50 años de la muerte de John Kennedy Toole
La conjura de los necios fue la
novela que ganó el Premio Pulitzer en 1981. Había sido publicada el año
anterior. Esto no tendría nada de particular, si no se hubiera tratado del
premio póstumo a un autor que se había suicidado en 1969, a los 31 años.
Después de recorrer editoriales y fracasar sistemáticamente en sus intentos por
publicar la novela, John Kennedy Toole conectó una manguera al caño de escape
de un auto y se quitó la vida. Dejó una carta que su madre destruyó. Y después
de eso empezó su propio recorrido con el manuscrito de la novela de su hijo,
hasta lograr que Walter Percy no solo la leyera, sino también escribiera el
prólogo. La historia del incorrectísimo Ignatius Reilly, que vive a disgusto en
una sociedad que le resulta insoportable, y plagada de imbéciles, tiene contacto
con personajes como Cornelius Christian, el protagonista de Cuento de hadas en Nueva York, otra novela de culto en lo que a
incorrección política se refiere. Compartimos un fragmento del comienzo de La conjura de los necios, esa gran
novela que los editores no supieron o no pudieron leer como tal, a comienzos de
la década del ’60.
UNO
“Una
gorra de cazador verde apretaba la cima de una cabeza que era como un globo
carnoso. Las orejeras verdes, llenas de unas grandes orejas y pelo sin cortar y
de las finas cerdas que brotaban de las mismas orejas, sobresalían a ambos
lados como señales de giro que indicasen dos direcciones a la vez.

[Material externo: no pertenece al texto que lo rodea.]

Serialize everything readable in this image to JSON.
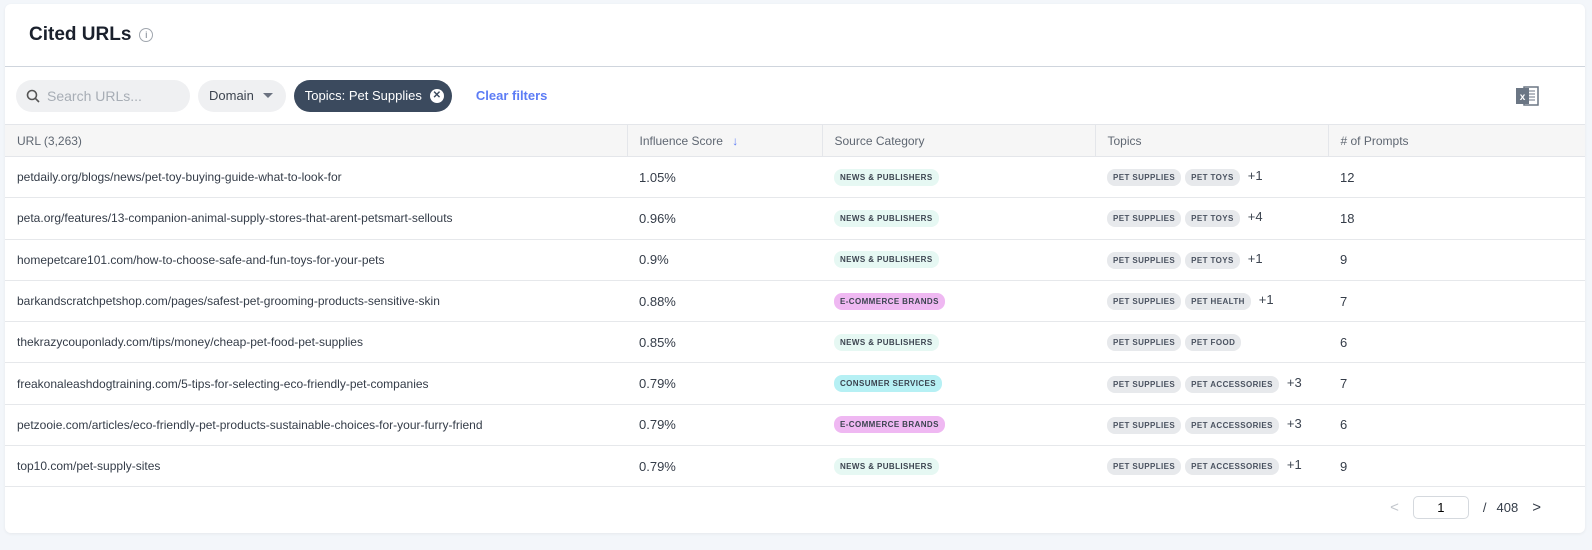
{
  "header": {
    "title": "Cited URLs"
  },
  "filters": {
    "search_placeholder": "Search URLs...",
    "domain_label": "Domain",
    "active_chip": "Topics: Pet Supplies",
    "clear_label": "Clear filters"
  },
  "table": {
    "columns": [
      "URL (3,263)",
      "Influence Score",
      "Source Category",
      "Topics",
      "# of Prompts"
    ],
    "rows": [
      {
        "url": "petdaily.org/blogs/news/pet-toy-buying-guide-what-to-look-for",
        "score": "1.05%",
        "category": "NEWS & PUBLISHERS",
        "cat_type": "news",
        "topics": [
          "PET SUPPLIES",
          "PET TOYS"
        ],
        "more": "+1",
        "prompts": "12"
      },
      {
        "url": "peta.org/features/13-companion-animal-supply-stores-that-arent-petsmart-sellouts",
        "score": "0.96%",
        "category": "NEWS & PUBLISHERS",
        "cat_type": "news",
        "topics": [
          "PET SUPPLIES",
          "PET TOYS"
        ],
        "more": "+4",
        "prompts": "18"
      },
      {
        "url": "homepetcare101.com/how-to-choose-safe-and-fun-toys-for-your-pets",
        "score": "0.9%",
        "category": "NEWS & PUBLISHERS",
        "cat_type": "news",
        "topics": [
          "PET SUPPLIES",
          "PET TOYS"
        ],
        "more": "+1",
        "prompts": "9"
      },
      {
        "url": "barkandscratchpetshop.com/pages/safest-pet-grooming-products-sensitive-skin",
        "score": "0.88%",
        "category": "E-COMMERCE BRANDS",
        "cat_type": "ecom",
        "topics": [
          "PET SUPPLIES",
          "PET HEALTH"
        ],
        "more": "+1",
        "prompts": "7"
      },
      {
        "url": "thekrazycouponlady.com/tips/money/cheap-pet-food-pet-supplies",
        "score": "0.85%",
        "category": "NEWS & PUBLISHERS",
        "cat_type": "news",
        "topics": [
          "PET SUPPLIES",
          "PET FOOD"
        ],
        "more": "",
        "prompts": "6"
      },
      {
        "url": "freakonaleashdogtraining.com/5-tips-for-selecting-eco-friendly-pet-companies",
        "score": "0.79%",
        "category": "CONSUMER SERVICES",
        "cat_type": "consumer",
        "topics": [
          "PET SUPPLIES",
          "PET ACCESSORIES"
        ],
        "more": "+3",
        "prompts": "7"
      },
      {
        "url": "petzooie.com/articles/eco-friendly-pet-products-sustainable-choices-for-your-furry-friend",
        "score": "0.79%",
        "category": "E-COMMERCE BRANDS",
        "cat_type": "ecom",
        "topics": [
          "PET SUPPLIES",
          "PET ACCESSORIES"
        ],
        "more": "+3",
        "prompts": "6"
      },
      {
        "url": "top10.com/pet-supply-sites",
        "score": "0.79%",
        "category": "NEWS & PUBLISHERS",
        "cat_type": "news",
        "topics": [
          "PET SUPPLIES",
          "PET ACCESSORIES"
        ],
        "more": "+1",
        "prompts": "9"
      }
    ]
  },
  "pagination": {
    "current": "1",
    "separator": "/",
    "total": "408"
  },
  "colors": {
    "news": "#e6f8f3",
    "ecom": "#efb8f2",
    "consumer": "#b6f0f4",
    "accent": "#5c7cf5",
    "chip": "#3b4a5e"
  }
}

Los labios,
gordos y bembones, brotaban protuberantes bajo el tupido bigote negro y se
hundían en sus comisuras, en plieguecitos llenos de reproche y de restos de
patatas fritas. En la sombra, bajo la visera verde de la gorra, los altaneros
ojos azules y amarillos de Ignatius J. Reilly miraban a las demás personas que
esperaban bajo el reloj junto a los grandes almacenes D. H. Holmes, estudiando
a la multitud en busca de signos de mal gusto en el vestir. Ignatius percibió
que algunos atuendos eran lo bastante nuevos y lo bastante caros como para ser
considerados sin duda ofensas al buen gusto y la decencia. La posesión de algo
nuevo o caro sólo reflejaba la falta de teología y de geometría de una persona.
Podía proyectar incluso dudas sobre el alma misma del sujeto.
Ignatius vestía, por su parte, de un modo
cómodo y razonable. La gorra de cazador le protegía contra los enfriamientos de
cabeza. Los voluminosos pantalones de tweed eran muy duraderos y permitían una
locomoción inusitadamente libre. Sus pliegues y rincones contenían pequeñas
bolsas de aire rancio y cálido que a él le complacían muchísimo. La sencilla
camisa de franela hacía innecesaria la chaqueta, mientras que la bufanda
protegía la piel que quedaba expuesta al aire entre las orejeras y el cuello.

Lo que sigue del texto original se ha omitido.